2017/01/25
災害時に見落とされがちな子どもたちのケア
「ちょっとした物音に敏感」「イライラして怒りっぽい」「夜眠れなくなってしまった」——突如発生する大規模な自然災害は、私たちからたくさんのものを奪い、一人一人の心を不安定にさせます。
なかでも災害時に見落とされがちと言われるのが、心の傷を負った子どもたちの存在です。恐怖や不安、孤立感、罪悪感、無力感など災害後のストレス反応はさまざまで、災害の衝撃から引き起こされるものと、災害後の不自由な生活状況に起因するものがあります。子どもたちが発するSOSに気づき、早期に適切な対処をしてあげることが重要です。

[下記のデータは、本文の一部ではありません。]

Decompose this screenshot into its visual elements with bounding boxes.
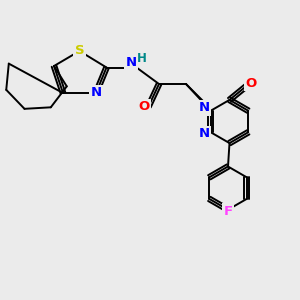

2016年4月14日以降、度重なる地震に見舞われた熊本でも、多くの子どもたちがストレスを抱えていました。しかし、心の問題を抱えていても、必死で家屋の方付けをする大人たちや、大勢が共同で暮らす避難生活のなかで、気持ちを表に出せない子どもたちもいたようです。
特に年齢の低い子どもは、体験を言葉でうまく伝えられません。時間が経ってからPTSD(心的外傷後ストレス障害)につながる恐れもあり、彼らにとって被災直後だけが大変な時期ではないのです。
発災から4日後に結成された「熊本 子ども・女性支援ネット」
こうした課題を解決していくためには、親や学校だけでなく、社会全体のサポートが必要です。そこで発災からわずか4日後の4月20 日、自ら被害にあいながらも立ち上がった女性たちがいました。「我慢して気持ちを出せない子どもや女性の声を聞き、深刻な問題にならないように支援したい」。そんな思いで結成されたのが「熊本・子ども女性支援ネット(KCW)」です。
設立メンバーは、NPO法人環境ネットワーク熊本事務局長の園田敬子さん、熊本市男女共同参画センター館長の藤井宥貴子さん、一般社団法人ゆずり葉代表理事の清水菜保子さんの3人でいずれも熊本でNPO活動や女性・子ども支援などを続けてきた経験があります。社会問題の解決を目指すリーダーをサポートしてきた公益社団法人日本サードセクター経営者協会執行理事の藤岡喜美子さんもアドバイザーを務めています。
KCWがまず目指したのは、発災直後の混乱のなかで痛感した「団体間の連携不足」に立ち向かうこと。熊本県には、子どもや女性の分野で活動する団体が複数あるものの、その詳細情報を手にいれることは難しい状況でした。そこで、KCWは県内1163団体にアンケートを送り、基礎データから活動内容、課題などを整理。回答を得られたのは約120件でしたが、直接出向いてヒアリングなどを続け情報を集めました。また、ネットワーク強化を目的とした連絡会や意見交換会を5月から月に数回実施しました。
「話し合う場をつくったりアンケートの結果から、改めて強く実感したことがある」と園田さん(写真右から2人目)は言います。
見えてきたのは、各団体それぞれが目の前の課題解決に精一杯で、事務的な作業をする時間や人が足りず、資金調達のための書類申請などができないという現実。組織基盤やマネジメント強化のための支援の手が必要だと確信したそうです。
そして、志ある人や組織をつなぐ “中間支援組織”として旗揚げしてから9カ月以上が経った今、地域全体の問題や各団体の継続、事業に関する悩みまで、KCWにはさまざまな相談が寄せられるようになってきました。熊本県内だけでなく、県外の外部団体からの問い合わせや団体間のコーディネート、個別アドバイスなどの依頼を受けることも増えています。
また、KCWでは、ネットワークづくりだけでなく、震災後の心のケアを目指す「くまもとハグプロジェクト」や、被災した子どもたちが自然のなかで体を動かす「森の教室プログラム」を主催しています。
Civic Forceでは、熊本地震支援「パートナー協働事業」の一環で、「熊本・子ども女性支援ネット(KCW)」の活動をサポートしています。